Contemporary Management of Raynaud's Phenomenon and Digital Ischaemic Complications

Ariane L. Herrick

Disclosures

Curr Opin Rheumatol. 2011;23(6):555-561. 

In This Article

Possible Future Treatment Options, and Questions Still to be Answered

What advances are likely to be made in the next 3–4 years, and what are the important questions which clinicians often ask but which remain unanswered?

Statin Therapy

There is currently considerable interest in the use of statins in SSc,[35–37] including in SSc-related digital ischaemia. Statins could confer benefit in SSc via a number of different mechanisms.[38] Abou-Raya et al.[39] reported improvements in both clinical and laboratory measurements (including number of new digital ulcers and visual analogue score for severity of Raynaud's) in patients with SSc treated with atorvastatin 40 mg/day for 4 months, indicating that statins deserve further research. However, at present, there is insufficient evidence to recommend statins as standard therapy for either primary or SSc-related Raynaud's phenomenon.

Antioxidant Therapy

Despite increasing evidence to support the hypothesis that oxidant stress contributes to the pathogenesis of the vascular injury of SSc,[40] there have been relatively few studies examining efficacy of antioxidants. Acetylcysteine was recently reported to be beneficial in SSc-related digital ulceration, but this was a small open study[41] and further trials are required.

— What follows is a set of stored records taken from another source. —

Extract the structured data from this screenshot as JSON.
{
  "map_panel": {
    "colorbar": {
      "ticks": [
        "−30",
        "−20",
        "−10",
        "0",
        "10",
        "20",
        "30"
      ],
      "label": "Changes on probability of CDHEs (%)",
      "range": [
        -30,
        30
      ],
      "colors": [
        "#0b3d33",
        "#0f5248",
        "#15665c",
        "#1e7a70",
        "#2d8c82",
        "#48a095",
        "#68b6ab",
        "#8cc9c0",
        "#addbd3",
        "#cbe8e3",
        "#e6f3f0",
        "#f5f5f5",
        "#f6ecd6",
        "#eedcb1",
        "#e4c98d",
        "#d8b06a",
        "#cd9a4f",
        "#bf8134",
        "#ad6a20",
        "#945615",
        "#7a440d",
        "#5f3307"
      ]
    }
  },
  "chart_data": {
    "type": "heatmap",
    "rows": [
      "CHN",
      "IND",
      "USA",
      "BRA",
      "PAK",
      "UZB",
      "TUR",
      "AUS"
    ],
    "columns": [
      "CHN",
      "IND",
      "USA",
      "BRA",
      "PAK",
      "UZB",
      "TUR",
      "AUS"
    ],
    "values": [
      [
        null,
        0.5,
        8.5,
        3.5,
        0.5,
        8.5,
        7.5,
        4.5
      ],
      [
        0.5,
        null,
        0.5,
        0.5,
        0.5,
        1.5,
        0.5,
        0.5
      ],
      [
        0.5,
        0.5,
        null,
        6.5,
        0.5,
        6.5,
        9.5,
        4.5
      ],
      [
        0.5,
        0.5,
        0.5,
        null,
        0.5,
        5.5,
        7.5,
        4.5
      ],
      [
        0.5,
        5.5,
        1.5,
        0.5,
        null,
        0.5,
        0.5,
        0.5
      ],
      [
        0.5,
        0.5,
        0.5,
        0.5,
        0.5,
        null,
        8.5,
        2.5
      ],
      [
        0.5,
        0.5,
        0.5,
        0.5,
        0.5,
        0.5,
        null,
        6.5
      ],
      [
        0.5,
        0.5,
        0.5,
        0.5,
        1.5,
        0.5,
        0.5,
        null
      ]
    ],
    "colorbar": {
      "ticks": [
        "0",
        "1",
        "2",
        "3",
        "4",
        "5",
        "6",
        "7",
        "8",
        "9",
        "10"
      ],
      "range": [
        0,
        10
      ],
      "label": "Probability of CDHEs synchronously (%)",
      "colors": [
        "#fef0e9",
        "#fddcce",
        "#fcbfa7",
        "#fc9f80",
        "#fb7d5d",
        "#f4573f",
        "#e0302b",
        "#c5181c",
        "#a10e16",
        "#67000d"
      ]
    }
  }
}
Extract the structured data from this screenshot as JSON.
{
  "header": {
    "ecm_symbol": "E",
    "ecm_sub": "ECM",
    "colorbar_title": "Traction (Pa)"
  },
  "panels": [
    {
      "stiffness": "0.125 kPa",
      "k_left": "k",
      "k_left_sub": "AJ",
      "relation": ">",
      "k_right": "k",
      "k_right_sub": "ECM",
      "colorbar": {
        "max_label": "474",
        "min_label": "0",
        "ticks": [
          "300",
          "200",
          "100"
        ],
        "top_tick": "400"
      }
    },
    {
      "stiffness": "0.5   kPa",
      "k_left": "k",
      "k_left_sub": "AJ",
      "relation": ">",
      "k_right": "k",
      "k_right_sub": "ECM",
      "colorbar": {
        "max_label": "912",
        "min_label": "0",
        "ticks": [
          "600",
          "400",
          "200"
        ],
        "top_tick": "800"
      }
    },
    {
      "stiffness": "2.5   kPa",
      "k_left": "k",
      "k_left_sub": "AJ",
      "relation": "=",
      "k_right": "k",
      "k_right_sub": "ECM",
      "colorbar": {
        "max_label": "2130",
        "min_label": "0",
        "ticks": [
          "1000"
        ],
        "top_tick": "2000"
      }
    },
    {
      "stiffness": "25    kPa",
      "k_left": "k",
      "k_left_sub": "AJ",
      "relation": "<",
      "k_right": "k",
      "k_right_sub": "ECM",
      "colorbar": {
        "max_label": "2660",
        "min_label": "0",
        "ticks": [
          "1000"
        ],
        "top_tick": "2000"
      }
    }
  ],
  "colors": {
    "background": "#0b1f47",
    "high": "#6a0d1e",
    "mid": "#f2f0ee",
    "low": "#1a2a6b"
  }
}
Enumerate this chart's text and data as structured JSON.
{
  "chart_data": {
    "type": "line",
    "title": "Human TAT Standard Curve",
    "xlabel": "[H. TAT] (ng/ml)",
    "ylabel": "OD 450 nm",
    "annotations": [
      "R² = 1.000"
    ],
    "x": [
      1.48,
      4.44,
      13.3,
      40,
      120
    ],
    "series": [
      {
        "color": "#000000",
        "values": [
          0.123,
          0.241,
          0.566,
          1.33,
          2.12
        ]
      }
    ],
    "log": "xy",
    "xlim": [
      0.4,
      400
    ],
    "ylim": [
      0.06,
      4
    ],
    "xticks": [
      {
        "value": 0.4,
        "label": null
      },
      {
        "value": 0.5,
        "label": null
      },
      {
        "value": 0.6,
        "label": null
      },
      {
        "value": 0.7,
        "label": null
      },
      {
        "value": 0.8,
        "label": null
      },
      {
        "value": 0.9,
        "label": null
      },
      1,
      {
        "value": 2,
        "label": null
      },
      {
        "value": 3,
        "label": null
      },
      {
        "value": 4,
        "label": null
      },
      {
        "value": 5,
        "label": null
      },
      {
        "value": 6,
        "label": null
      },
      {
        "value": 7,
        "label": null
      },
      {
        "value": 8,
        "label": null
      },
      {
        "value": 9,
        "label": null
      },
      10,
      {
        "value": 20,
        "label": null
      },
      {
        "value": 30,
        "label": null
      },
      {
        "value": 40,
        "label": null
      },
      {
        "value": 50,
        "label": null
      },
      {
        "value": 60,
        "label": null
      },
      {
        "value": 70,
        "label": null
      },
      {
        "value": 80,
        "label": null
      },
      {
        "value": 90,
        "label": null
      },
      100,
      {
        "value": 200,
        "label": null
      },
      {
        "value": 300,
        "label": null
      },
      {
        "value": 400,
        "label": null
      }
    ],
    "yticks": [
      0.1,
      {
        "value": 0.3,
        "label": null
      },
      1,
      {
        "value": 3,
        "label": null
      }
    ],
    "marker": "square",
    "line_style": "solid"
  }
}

Topical Treatment of Digital Ulcers

A recent open study[42] suggested that vitamin E gel improved digital ulcer healing rate in patients with SSc. It is hoped that this study will stimulate researchers to undertake further much-needed trials to establish an evidence base for tissue viability input to the care of patients with SSc-related digital ulcers.

Botulinum Toxin

Although botulinum toxin has been reported, in case series, to confer benefit in patients with digital ischaemia, including those with SSc,[43,44] this form of therapy requires further evaluation before it can be recommended.

Should Aspirin or Other Antiplatelet Agents Be Prescribed for Patients With Raynaud's Phenomenon?

Although there is a good theoretical rationale for antiplatelet therapy, at least in SSc-related Raynaud's phenomenon [patients with SSc demonstrate increased platelet activation and aggregation (reviewed in[45])], the only clinical trials which have been performed have been small and have not shown any definite benefit.[46] However, it is unlikely that adequately powered studies of antiplatelet agents will be performed in the foreseeable future. At present, it seems reasonable to prescribe antiplatelet therapy in patients with severe SSc-related Raynaud's phenomenon, especially in those with critical ischaemia (remembering that many patients with SSc have upper gastrointestinal involvement and an alternative to aspirin may be preferable).

What Other Therapies Are Currently Being Researched?

This is an exciting time for clinicians and scientists with an interest in Raynaud's phenomenon because a number of different drugs are currently being researched. These include treprostinil (an oral prostanoid), different phosphodiesterase inhibitors, ET-1 receptor antagonists, and RhoA/Rho kinase inhibitors.[47] The next 5 years should see publication of trials of these novel therapies.

Are There Any 'Disease-modifying' Drugs That Could Prevent Progression to Systemic Sclerosis-related Digital Ulceration and Critical Ischaemia?

This is the key question. The ideal is to prevent tissue injury and the problems exemplified in Fig. 1. At present, there is no drug known to remodel the digital vasculature, although some drugs currently prescribed for their vasodilatory actions – including prostanoids,[48] ACE inhibitors,[49] and ET-1 receptor antagonists[50] – are thought to have effects on vascular remodelling. What are required are long-term studies to address this issue, although one of the major challenges is to develop robust endpoints of SSc-related digital vasculopathy to facilitate such trials.